Cybersecurity teams brace for surge in global CVEs in 2026

FIRST forecasts that the global vulnerability disclosure system will publish more than 50,000 Common Vulnerabilities and Exposures (CVEs) this year, with a median estimate of about 59,000. If realised, it would be the first time the industry has crossed 50,000 CVEs in a single year.

The Forum of Incident Response and Security Teams (FIRST), a cybersecurity non-profit, estimates the 2026 total will fall within a 90% confidence interval of 30,012 to 117,673. The upper end of that range would mean a materially higher workload for security teams that track disclosures and manage remediation programmes.

Vulnerability disclosures are a core input for security operations. Organisations use CVE entries to guide patch management, risk assessments, scanning, and detection engineering across security information and event management systems, endpoint tools, and intrusion detection products. Higher volumes increase the time and effort needed to triage issues and determine which exposures require action.

Pressure on teams

The forecast also outlines "realistic scenarios" in which 70,000 to 100,000 vulnerabilities could be published this year. That range sits above the median and reflects the possibility of continued growth in publication rates.

FIRST described the expected increase as a shift in operational planning, not simply a year-on-year rise. The difference between preparing for tens of thousands of entries and preparing for a six-figure total affects how teams allocate staff time, build automation, and set internal service levels for remediation.

"The question organizations need to ask right now is: are my people and processes ready to handle this volume, and am I prioritizing the vulnerabilities that actually put my data at risk? Our forecast allows defenders to stop reacting to every new CVE and start making strategic decisions about where to focus limited resources before attackers exploit the gaps," said Éireann Leverett, FIRST Liaison and lead member of FIRST's Vulnerability Forecasting Team.

Many organisations already face competing pressures in vulnerability management. Patching often requires downtime windows and coordination with application owners. Some systems cannot be patched quickly because of supplier constraints or operational risk. Security teams must also manage expanding asset estates across cloud services, endpoints, and third-party software dependencies.

Three-year outlook

FIRST's three-year outlook suggests disclosure volumes will remain elevated. It forecasts a median of 51,018 CVEs in 2027 and 53,289 in 2028. The upper bound for 2028 approaches 193,000, indicating a meaningful probability of totals substantially higher than the medians.

In assessing its methodology, FIRST reported that its 2025 forecast recorded a Mean Absolute Percentage Error of 7.48% for annual predictions and 4.96% for the fourth quarter. Forecast accuracy is difficult to judge because publication patterns can shift during the year, particularly if a backlog is cleared or reporting processes change across the ecosystem.

How the model works

The 2026 forecast uses a statistical approach that emphasises ranges of outcomes rather than a single point estimate. The model incorporates the structural change in CVE publication patterns observed in 2017 and 2018 and uses asymmetric confidence intervals, reflecting a higher probability that totals could exceed the median forecast.

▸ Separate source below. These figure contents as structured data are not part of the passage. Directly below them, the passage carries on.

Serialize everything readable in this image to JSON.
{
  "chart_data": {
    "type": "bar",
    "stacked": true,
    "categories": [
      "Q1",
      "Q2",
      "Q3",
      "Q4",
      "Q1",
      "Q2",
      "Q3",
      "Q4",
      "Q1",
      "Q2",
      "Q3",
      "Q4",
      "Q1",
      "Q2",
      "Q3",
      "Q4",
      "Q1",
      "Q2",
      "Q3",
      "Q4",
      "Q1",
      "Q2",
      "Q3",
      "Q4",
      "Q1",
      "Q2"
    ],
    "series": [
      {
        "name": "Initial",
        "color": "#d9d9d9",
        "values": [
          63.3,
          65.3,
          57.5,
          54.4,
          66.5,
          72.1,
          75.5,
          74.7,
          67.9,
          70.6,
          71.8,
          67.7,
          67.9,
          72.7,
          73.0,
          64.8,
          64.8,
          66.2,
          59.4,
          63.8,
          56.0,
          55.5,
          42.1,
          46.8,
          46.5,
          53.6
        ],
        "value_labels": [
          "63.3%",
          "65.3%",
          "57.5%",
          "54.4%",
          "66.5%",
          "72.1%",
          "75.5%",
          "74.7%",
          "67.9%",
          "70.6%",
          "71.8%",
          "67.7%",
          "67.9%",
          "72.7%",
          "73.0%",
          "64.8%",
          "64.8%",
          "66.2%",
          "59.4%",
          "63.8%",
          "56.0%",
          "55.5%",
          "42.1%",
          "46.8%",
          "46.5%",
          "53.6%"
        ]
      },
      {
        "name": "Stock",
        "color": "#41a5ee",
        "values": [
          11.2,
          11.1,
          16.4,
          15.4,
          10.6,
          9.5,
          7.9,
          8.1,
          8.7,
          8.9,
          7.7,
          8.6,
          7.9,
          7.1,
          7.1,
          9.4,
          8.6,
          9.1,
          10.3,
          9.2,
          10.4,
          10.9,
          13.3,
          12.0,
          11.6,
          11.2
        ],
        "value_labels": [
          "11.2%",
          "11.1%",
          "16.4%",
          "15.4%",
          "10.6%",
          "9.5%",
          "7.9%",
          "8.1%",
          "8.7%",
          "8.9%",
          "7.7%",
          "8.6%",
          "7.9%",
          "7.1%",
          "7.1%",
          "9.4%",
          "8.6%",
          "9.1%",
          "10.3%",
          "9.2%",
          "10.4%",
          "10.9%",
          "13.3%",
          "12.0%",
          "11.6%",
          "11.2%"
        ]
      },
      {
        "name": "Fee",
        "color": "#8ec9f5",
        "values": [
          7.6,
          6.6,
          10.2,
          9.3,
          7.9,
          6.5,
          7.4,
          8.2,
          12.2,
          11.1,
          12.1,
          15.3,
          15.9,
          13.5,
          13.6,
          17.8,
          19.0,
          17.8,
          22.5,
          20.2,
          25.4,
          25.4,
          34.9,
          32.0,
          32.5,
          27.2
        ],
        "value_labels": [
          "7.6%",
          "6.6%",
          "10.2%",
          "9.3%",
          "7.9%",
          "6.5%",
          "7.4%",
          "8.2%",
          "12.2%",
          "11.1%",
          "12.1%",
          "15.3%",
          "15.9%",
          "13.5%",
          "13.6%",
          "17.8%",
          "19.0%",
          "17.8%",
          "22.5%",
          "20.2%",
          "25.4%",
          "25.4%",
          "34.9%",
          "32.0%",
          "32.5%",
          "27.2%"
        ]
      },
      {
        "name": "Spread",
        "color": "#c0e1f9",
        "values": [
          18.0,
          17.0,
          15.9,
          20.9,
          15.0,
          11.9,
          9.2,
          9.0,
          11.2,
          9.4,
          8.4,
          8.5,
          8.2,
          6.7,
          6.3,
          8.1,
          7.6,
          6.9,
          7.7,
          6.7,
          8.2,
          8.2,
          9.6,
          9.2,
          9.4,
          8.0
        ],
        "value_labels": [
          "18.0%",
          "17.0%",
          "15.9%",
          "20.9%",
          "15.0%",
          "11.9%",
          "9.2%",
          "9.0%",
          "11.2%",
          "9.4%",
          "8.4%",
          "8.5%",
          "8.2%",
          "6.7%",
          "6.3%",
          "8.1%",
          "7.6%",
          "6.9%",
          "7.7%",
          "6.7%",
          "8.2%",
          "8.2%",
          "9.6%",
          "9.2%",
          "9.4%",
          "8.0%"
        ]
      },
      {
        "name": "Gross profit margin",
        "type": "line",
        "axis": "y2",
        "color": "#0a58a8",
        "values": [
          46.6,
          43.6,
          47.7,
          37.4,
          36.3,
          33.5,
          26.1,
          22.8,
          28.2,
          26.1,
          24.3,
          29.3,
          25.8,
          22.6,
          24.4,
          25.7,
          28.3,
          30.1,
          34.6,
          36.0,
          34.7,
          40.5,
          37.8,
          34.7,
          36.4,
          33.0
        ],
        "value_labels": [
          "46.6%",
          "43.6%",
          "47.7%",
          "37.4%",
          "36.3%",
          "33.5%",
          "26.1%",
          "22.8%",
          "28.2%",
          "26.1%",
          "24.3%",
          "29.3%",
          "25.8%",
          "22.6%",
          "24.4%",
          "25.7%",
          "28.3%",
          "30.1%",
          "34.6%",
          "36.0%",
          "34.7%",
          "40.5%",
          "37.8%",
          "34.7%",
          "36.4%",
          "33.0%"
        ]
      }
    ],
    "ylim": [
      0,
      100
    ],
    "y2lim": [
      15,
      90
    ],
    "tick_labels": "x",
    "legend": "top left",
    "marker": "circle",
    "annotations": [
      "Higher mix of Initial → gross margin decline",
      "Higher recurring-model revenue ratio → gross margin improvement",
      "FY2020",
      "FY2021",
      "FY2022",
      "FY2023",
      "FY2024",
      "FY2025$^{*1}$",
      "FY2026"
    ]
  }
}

Data sources include historical CVE records and publication trends from the US National Vulnerability Database and MITRE, which oversees the CVE programme.

Several factors can drive higher disclosure volumes. Researchers and vendors continue to widen product coverage, and more software is built from open source components. Improved supply-chain visibility can lead to more reported issues. Changes in processes used by CVE numbering authorities and disclosure programmes can also affect how many entries are published in a given period.

Operational response

FIRST's guidance focuses on capacity, prioritisation, and scenario planning. It recommends assessing whether staffing levels and processes can handle a year above 50,000 CVEs, and prioritising vulnerabilities that present the greatest risk in a given environment rather than relying only on severity scoring.

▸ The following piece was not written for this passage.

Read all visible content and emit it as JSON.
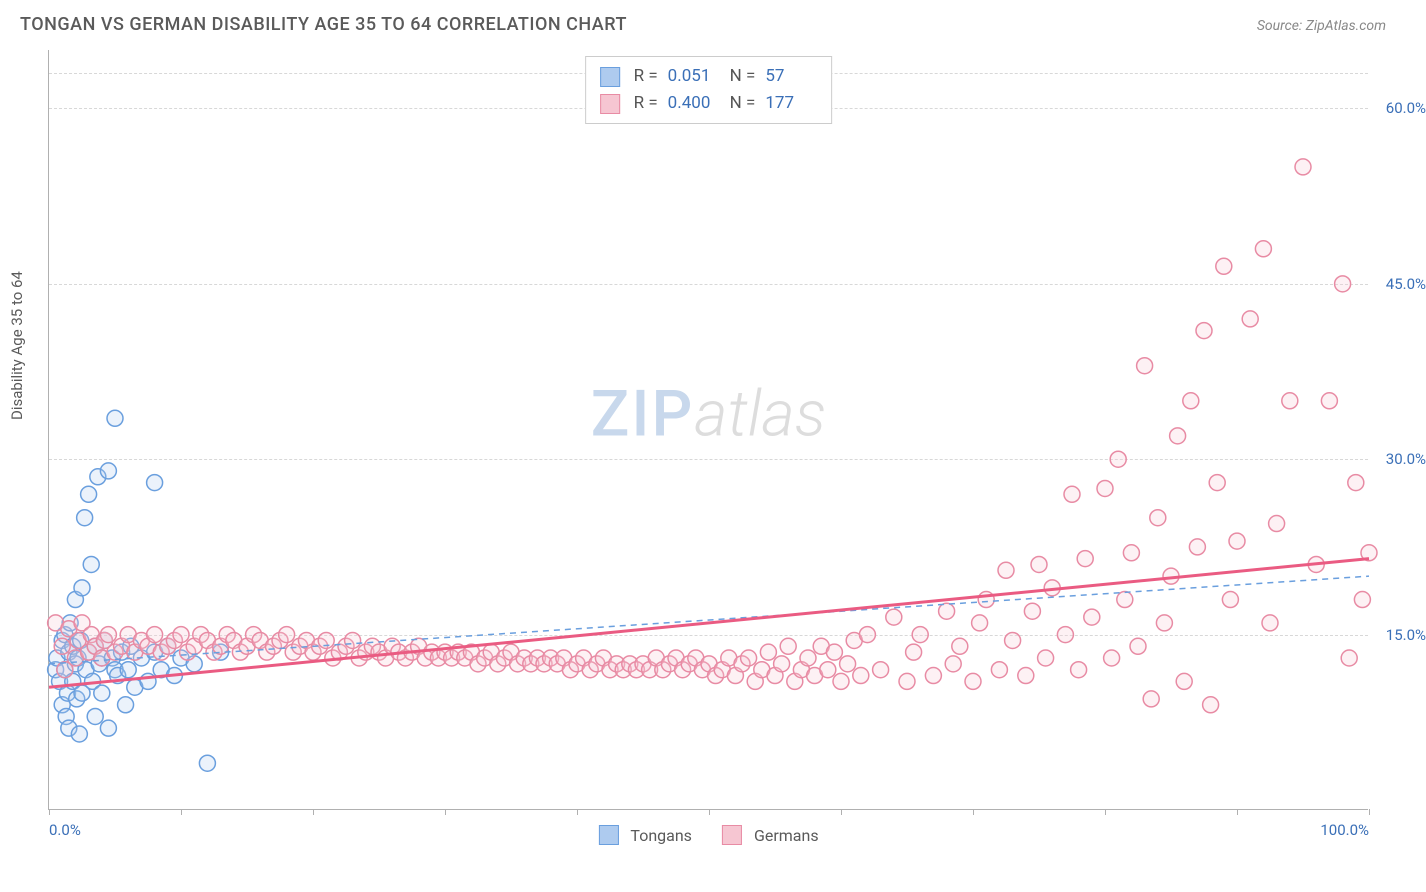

FIRST also recommends planning around the median forecast while preparing contingencies for higher-volume scenarios. It highlighted using forecasts alongside asset inventories for vendor and product planning, which can shape patch schedules and remediation campaigns.

"Much like a city planner considering population growth before commissioning new infrastructure, security teams benefit from understanding the likely volume and shape of vulnerabilities they will need to process," Leverett added. "The difference between preparing for 30,000 vulnerabilities and 100,000 is not merely operational, it's strategic."

Chris Gibson, chief executive officer of FIRST, said resilience depends on coordination and pre-existing trust relationships between organisations. "No company can solve vulnerabilities and cybersecurity in isolation. The organizations that recover fastest are the ones with trusted networks already in place, sharing threat intelligence and coordinating response before a crisis hits," he said.

FIRST plans to publish quarterly updates during 2026 and refine predictions as more data arrives. It also expects to add more granular analysis of CVSS v3 vector distributions in those updates.